= Occupational Health and Safety Regulation of British Columbia =

Workplace safety law in British Columbia

The Occupational Health and Safety (OHS) Regulation of British Columbia is the primary source of law governing workplace health and safety, which was most recently amended in 2016. It sets the standard to which workplaces must attain when inspected by WorkSafeBC, unless they are exempt from inspection, e.g. mines.

==Background==
The Occupational Health and Safety (OHS) Regulation of British Columbia came into effect on April 15, 1998, and the most recent amendments came into effect on February 1, 2016. The requirements set out under the OHS Regulation are adopted under the authority of the Workers Compensation Act (WCA)

WorkSafeBC is responsible for enforcing workplace health and safety compliance as outlined by the OHS Regulation. Most workplaces in BC come under the jurisdiction of WorkSafeBC with the following exceptions:
- Mines, which are under the authority of the British Columbia Ministry of Energy and Mines
- Federally regulated employers (e.g. banks, transportation traveling out of province, radio, television, and cable services), which are under the authority of Federal Labour Program within Employment and Social Development Canada

==Purpose==
According to WorkSafeBC's website, "The Occupational Health and Safety (OHS) Regulation and Part 3 of the Workers Compensation Act contain legal requirements for workplace health and safety that must be met by all workplaces under the inspection jurisdiction of WorkSafeBC."

==Organization==
In total, the OHS Regulation contains 32 parts.

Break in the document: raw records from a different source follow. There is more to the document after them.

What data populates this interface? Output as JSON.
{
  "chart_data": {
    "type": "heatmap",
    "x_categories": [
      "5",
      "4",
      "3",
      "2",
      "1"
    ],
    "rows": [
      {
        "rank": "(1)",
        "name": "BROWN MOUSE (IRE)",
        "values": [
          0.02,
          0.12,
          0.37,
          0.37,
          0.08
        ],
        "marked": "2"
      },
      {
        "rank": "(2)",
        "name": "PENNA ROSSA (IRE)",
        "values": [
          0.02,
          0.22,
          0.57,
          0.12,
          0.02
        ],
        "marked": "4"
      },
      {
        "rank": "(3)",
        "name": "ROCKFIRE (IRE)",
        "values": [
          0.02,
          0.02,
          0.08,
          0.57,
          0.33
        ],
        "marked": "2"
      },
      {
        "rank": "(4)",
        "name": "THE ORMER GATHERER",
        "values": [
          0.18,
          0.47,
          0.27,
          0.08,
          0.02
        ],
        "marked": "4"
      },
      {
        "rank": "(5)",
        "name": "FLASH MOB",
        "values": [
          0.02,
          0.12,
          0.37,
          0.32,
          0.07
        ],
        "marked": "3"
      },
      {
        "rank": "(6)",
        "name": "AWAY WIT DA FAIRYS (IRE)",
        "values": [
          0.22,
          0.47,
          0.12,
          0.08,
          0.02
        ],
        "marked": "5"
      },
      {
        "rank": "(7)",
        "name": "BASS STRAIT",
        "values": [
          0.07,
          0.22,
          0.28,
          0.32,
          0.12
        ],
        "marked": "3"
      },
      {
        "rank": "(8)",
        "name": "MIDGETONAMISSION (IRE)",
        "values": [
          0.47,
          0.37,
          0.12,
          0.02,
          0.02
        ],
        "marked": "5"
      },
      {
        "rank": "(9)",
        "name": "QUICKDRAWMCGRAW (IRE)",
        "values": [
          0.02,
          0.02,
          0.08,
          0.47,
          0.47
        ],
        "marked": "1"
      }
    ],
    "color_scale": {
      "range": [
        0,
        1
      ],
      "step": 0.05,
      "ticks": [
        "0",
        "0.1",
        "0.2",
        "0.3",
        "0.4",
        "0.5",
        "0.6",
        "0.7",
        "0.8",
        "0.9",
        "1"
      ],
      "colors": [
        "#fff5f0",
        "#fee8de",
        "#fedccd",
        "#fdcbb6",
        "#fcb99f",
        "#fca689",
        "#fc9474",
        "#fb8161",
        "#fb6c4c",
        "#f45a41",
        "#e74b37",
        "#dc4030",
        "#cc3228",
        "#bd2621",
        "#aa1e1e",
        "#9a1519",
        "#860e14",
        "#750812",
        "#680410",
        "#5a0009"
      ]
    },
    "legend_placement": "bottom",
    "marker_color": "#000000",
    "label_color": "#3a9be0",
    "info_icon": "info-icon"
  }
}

===Parts 1-4: Core Requirements===
These requirements apply to all workplaces in British Columbia.

====Part 1 – Definitions====
Part 1 contains definitions of key phrases and words used throughout the OHS Regulation. For example, Part 1.1 defines "hazard" as a thing or a condition that may expose a person to a risk of injury or occupational disease.

====Part 2 – Application====
This part provides an explanation on how the OHS Regulation applies to workplaces. Part. 2.1 outlines that the OHS Regulation applies to all employers, workers, and other individuals contributing to the production of any industry that falls under Part 3 of the Worker's Compensation Act. Additionally, Part 2.2 sets out the general duty for all work to be conducted without undue risk of work-related injury or disease regardless of whether specific requirements exist. Part 2.8 describes that contravention of the OHS Regulation is considered a violation by the employer and will make the employer liable for any penalty.

====Part 3 – Rights and Responsibilities====
Part 3 details the rights and responsibilities of employees and employers. Examples employer responsibilities outlined by the OHS Regulation include workplace inspections, providing occupational health and safety programs when required, and providing orientation and training to young or new workers. Employee rights include the ability to refuse unsafe work.

====Part 4 – General Conditions====
This part sets out generic requirements for workplace safety. Part 4 covers a variety of topics, ranging from emergency procedures to violence in the workplace. Additional topics include workplace conduct, storing and handling materials, and appropriate illumination levels.

===Parts 5-19: General Hazard Requirements===
Parts 5-19 deal with hazards found generally in a variety of workplaces and especially high-hazard workplaces. For example, the requirements outline the safe use of chemicals and machinery.

===Parts 20-34: Industry/Activity Specific Requirements===
Parts 20-34 sets out the requirements that apply to certain industries or activities such as forestry and agriculture.

==Associated Guidelines==
The OHS Regulation has associated guidelines in order to assist with compliance. The guidelines provide ways to comply with the requirements set out by the OHS Regulation. Guidelines are updated regularly.